Atherosclerotic Coronary Artery Disease and Angina: Atherosclerotic Coronary Artery Disease and Angina ICD-10-CM has combination codes for atherosclerotic heart disease with angina pectoris. The subcategories for these codes are:

  • I25.11- Atherosclerotic heart disease of native coronary artery with angina pectoris
  • I25.7- Atherosclerosis of coronary artery bypass graft(s) & coronary artery of transplanted heart with angina pectoris

Hypertension: When documenting hypertension, include the following:

  • Type: e.g. essential, secondary, etc.
  • Causal relationship. Renal, pulmonary, etc.
 Atherosclerotic Heart Disease with Angina Pectoris

When documenting atherosclerotic heart disease with angina pectoris, include the following:

  • Cause: Assumed to be atherosclerosis; notate if there is another cause.
  • Stability: e.g. Stable angina pectoris, unstable angina pectoris.
  • Vessel: Note which artery (if known) is involved and whether the artery is native or autologous.
  • Graft involvement: If appropriate, whether a bypass graft was involved in the angina pectoris diagnosis; also note the original location of the graft and whether it is autologous or biologic.

Example: I25.110 Atherosclerotic heart disease of a native coronary artery with unstable angina pectoris I25.710 Atherosclerosis of autologous vein coronary artery bypass graft(s) with unstable angina pectoris.

Cardiomyopathy

When documenting cardiomyopathy, include the following, where appropriate:

  • Type: e.g. Dilated/congestive, obstructive or nonobstructive hypertrophic, etc.
  • Location: e.g. Endocarditis, right ventricle, etc.
  • Cause: e.g. Congenital, alcohol, etc.

Example: I42.0 Dilated cardiomyopathy I42.1 Obstructive hypertrophic cardiomyopathy I42.3 Endomyocardial (eosinophilic) disease.

Heart Valve Disease

ICD-10 assumes heart valve diseases are rheumatic; if this is not the case, notate otherwise. When documenting heart valve disease, include the following:

  • Cause: e.g. Rheumatic or non-rheumatic.
  • Type: e.g. Prolapse, insufficiency, regurgitation, incompetence, stenosis, etc.
  • Location: e.g. Mitral valve, aortic valve, etc.

Example: I06.2 Rheumatic aortic stenosis with insufficiency I34.1 Nonrheumatic mitral (valve) prolapse.

Arrythmias/Dysrhythmia

When documenting arrhythmias, include the following:

  • Location: e.g. Atrial, ventricular, supraventricular, etc.
  • Rhythm Name: e.g. Flutter, fibrillation, type 1 atrial flutter, long QT syndrome, sick sinus syndrome, etc.
  • Acuity: e.g.

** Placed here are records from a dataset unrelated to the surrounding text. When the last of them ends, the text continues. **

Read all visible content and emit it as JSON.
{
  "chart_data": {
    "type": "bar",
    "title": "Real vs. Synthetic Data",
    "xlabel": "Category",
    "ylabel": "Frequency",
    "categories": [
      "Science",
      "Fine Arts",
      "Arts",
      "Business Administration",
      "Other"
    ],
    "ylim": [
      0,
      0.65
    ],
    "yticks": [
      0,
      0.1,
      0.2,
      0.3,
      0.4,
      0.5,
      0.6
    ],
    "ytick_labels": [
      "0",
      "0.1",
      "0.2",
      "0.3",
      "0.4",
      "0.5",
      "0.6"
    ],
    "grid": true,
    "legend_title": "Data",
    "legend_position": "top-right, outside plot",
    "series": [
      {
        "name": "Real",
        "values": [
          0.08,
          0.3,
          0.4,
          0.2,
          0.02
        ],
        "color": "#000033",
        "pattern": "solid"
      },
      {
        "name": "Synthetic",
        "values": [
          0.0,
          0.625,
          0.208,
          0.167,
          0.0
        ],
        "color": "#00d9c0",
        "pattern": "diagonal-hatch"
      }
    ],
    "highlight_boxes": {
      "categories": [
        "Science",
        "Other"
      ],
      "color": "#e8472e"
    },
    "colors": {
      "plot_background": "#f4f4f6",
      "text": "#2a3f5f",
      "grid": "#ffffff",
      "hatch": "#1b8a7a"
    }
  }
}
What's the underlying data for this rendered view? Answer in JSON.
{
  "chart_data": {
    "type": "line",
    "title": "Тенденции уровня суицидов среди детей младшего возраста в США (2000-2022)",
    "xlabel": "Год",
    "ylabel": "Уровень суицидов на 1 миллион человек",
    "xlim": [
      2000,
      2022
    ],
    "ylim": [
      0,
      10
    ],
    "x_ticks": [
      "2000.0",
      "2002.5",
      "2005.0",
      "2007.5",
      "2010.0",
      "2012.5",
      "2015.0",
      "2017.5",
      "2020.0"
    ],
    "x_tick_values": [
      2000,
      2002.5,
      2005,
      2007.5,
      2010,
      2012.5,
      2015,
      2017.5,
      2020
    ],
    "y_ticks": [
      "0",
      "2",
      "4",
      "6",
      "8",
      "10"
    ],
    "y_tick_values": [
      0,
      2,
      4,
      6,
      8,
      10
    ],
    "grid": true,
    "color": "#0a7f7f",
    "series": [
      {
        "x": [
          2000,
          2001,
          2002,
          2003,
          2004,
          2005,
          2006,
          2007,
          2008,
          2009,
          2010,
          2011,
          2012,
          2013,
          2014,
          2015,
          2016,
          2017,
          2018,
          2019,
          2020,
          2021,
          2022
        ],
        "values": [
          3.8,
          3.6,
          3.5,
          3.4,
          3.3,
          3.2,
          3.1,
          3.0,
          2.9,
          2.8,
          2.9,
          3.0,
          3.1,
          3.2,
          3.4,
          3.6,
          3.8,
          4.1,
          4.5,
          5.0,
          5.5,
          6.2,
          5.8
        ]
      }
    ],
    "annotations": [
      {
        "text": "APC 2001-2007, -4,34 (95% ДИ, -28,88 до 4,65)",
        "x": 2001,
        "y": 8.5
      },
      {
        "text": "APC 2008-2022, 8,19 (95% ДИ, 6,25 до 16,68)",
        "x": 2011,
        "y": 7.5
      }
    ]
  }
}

Acute, chronic, etc.
  • Cause: e.g., Hyperkalemia, hypertension, alcohol consumption, digoxin, amiodarone, verapamil HCl

Example: I48.20 Chronic atrial fibrillation I49.01 Ventricular fibrillation.

Acute Myocardial Infarction
  • If a Non-ST elevation myocardial infarction (NSTEMI) evolves to a ST elevation myocardial infarction (STEMI), assign only the STEMI code.
  • If a STEMI converts to a NSTEMI due to thrombolytic therapy, it is still coded as a STEMI.
  • A myocardial infarction remains acute for 4 weeks and is coded with a code from category I21, STEMI and NSTEMI myocardial infarction.
  • If a patient has a new AMI within the 4-week timeframe of the initial AMI, then a code from I22, Subsequent STEMI and NSTEMI myocardial infarction, is assigned.
  • A code from category I22 must be used in conjunction with a code from I21 and the sequencing depends on the circumstances of the encounter.
  • For encounters after the 4-week time frame and the patient is still receiving care related to the myocardial infarction, the appropriate aftercare code should be assigned.
  • For old or healed myocardial infarctions not requiring further care, code I25.2, Old myocardial infarction, may be assigned.